Luckily it transpired that there was actually parking right outside my lovely B&B. I say it was a B&B, but actually the owners only do this during the festival. It must be fascinating actually - to have a random stream of authors passing through their beautiful house. I had breakfast with Linda Grant and her sister Michelle, as well as Peter Conradi - and great company they were too. We had real laugh.

My event went well. I had a bit of a chance to have a wander round the town, resisting the temptation to buy secondhand books, before getting changed and walking the half mile or so up to the festival site. I was sure that I was going to get soaked, but the rain held off apart from a few drops.

My very attentive minder showed me to the green room (where, as with all such places, everyone in the room seemed to be famous apart from me) and after a glass of water we strolled over to the Starlight Stage where I was to do my gig. She walked ahead of me holding a long-stemmed rose. I think I'm going to insist on that everywhere I go.

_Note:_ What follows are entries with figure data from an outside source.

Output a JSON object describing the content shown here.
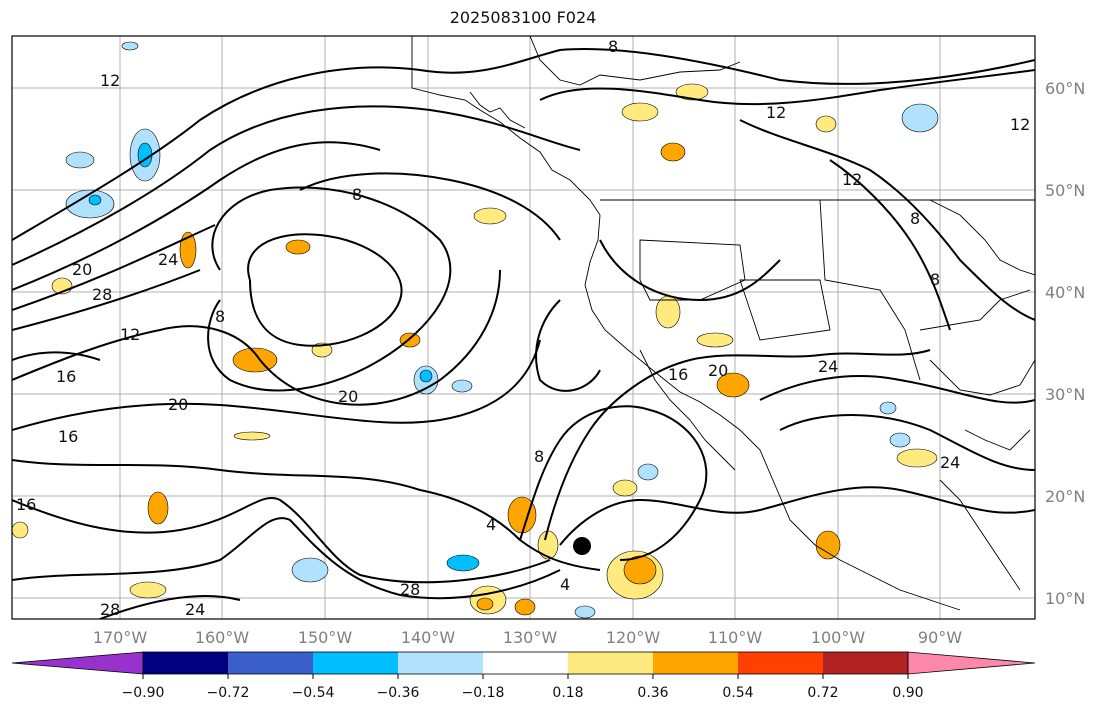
{
  "title": "2025083100 F024",
  "longitude_ticks": [
    "170°W",
    "160°W",
    "150°W",
    "140°W",
    "130°W",
    "120°W",
    "110°W",
    "100°W",
    "90°W"
  ],
  "latitude_ticks": [
    "60°N",
    "50°N",
    "40°N",
    "30°N",
    "20°N",
    "10°N"
  ],
  "colorbar": {
    "colors": [
      "#9932cc",
      "#000080",
      "#3a5fcd",
      "#00bfff",
      "#b0e2ff",
      "#ffffff",
      "#ffea80",
      "#ffa500",
      "#ff4000",
      "#b22222",
      "#ff88aa"
    ],
    "tick_labels": [
      "−0.90",
      "−0.72",
      "−0.54",
      "−0.36",
      "−0.18",
      "0.18",
      "0.36",
      "0.54",
      "0.72",
      "0.90"
    ]
  },
  "contour_labels": [
    "12",
    "8",
    "8",
    "8",
    "12",
    "12",
    "20",
    "24",
    "28",
    "12",
    "16",
    "16",
    "16",
    "20",
    "20",
    "8",
    "4",
    "28",
    "28",
    "24",
    "16",
    "20",
    "24",
    "24",
    "8",
    "8",
    "12",
    "4"
  ],
  "colors": {
    "contour": "#000000",
    "coast": "#000000",
    "grid": "#b0b0b0"
  }
}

The Starlight Stage was perfect for me. It can be a bit tricky reading spooky stuff in the middle of the day, but this tent had a dark blue canopy studded with tiny star-like bulbs and so the ambience was just right.

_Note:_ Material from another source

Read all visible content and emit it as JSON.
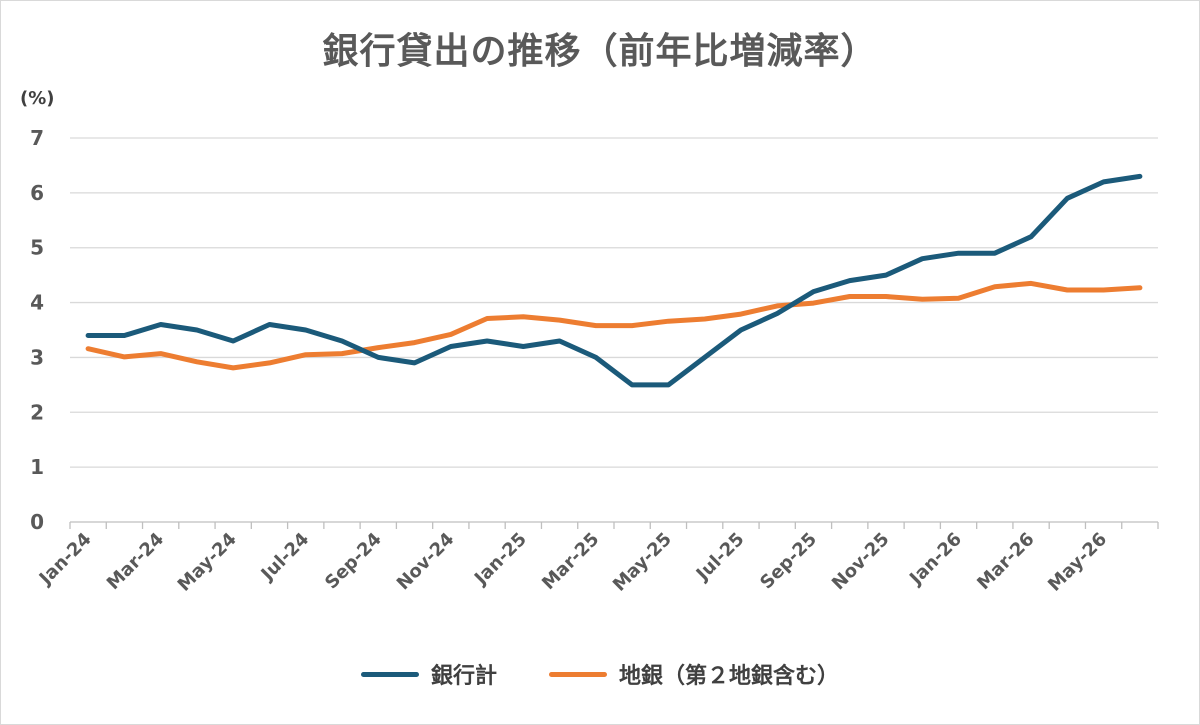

We had a good-sized crowd and I talked a bit about what I write, how I write and the funny route I've taken to become a writer. I talked a little bit about fear and phobias. One girl told me that her father was scared of buttons - he'd better not read Coraline! Then did a reading from The Dead of Winter and read Skating - the additional story in the rejacketed Uncle Montague's Tales of Terror.

There were some time for questions at the end and there were lots of them. It is always nice when lots of hands shoot up at the end, desperate to ask their question. They were a really supportive and enthusiastic bunch and I felt very welcome at Hay. As I was leaving my minder said, 'You're entitled to some wine,' and I almost refuse, imagining a glass of wine, but she reappeared with a case of Cava. Now that's what I call treating your performers well! She even offered to carry it for me back to my digs (it wasn't exactly light and I refused, of course).

And it didn't end there. I kept bumping into members of my audience as I walked around the town and everyone said very kind things. I was really touched.

All in all, a very enjoyable experience.

Monday, 6 June 2011

Hay and beyond

I have just returned to Cambridge from a week in Wales. I had an event at the Hay Literary Festival and we decided to make a week of it. We stayed in a lovely barn conversion near Lampeter, which did mean a very long drive to and from Hay, but did mean we could get to the coast where - as you can see - we spotted dolphins. We also went to the fantastic red kite feeding session at Gigrin Farm near Rhayader. Absolutely amazing.

Thanks to all of you who came along to see me in Hay - especially those of you who stopped for a chat in the street. Thanks for all your supportive comments. And a big thanks to the organisers for inviting me and for my minder, Rhiannon (apologies if I've spelled your name wrong) for looking after me so well. Thanks too to my hosts, Malcolm and Shirley Smith, at the lovely George House where I stayed on the night of my event.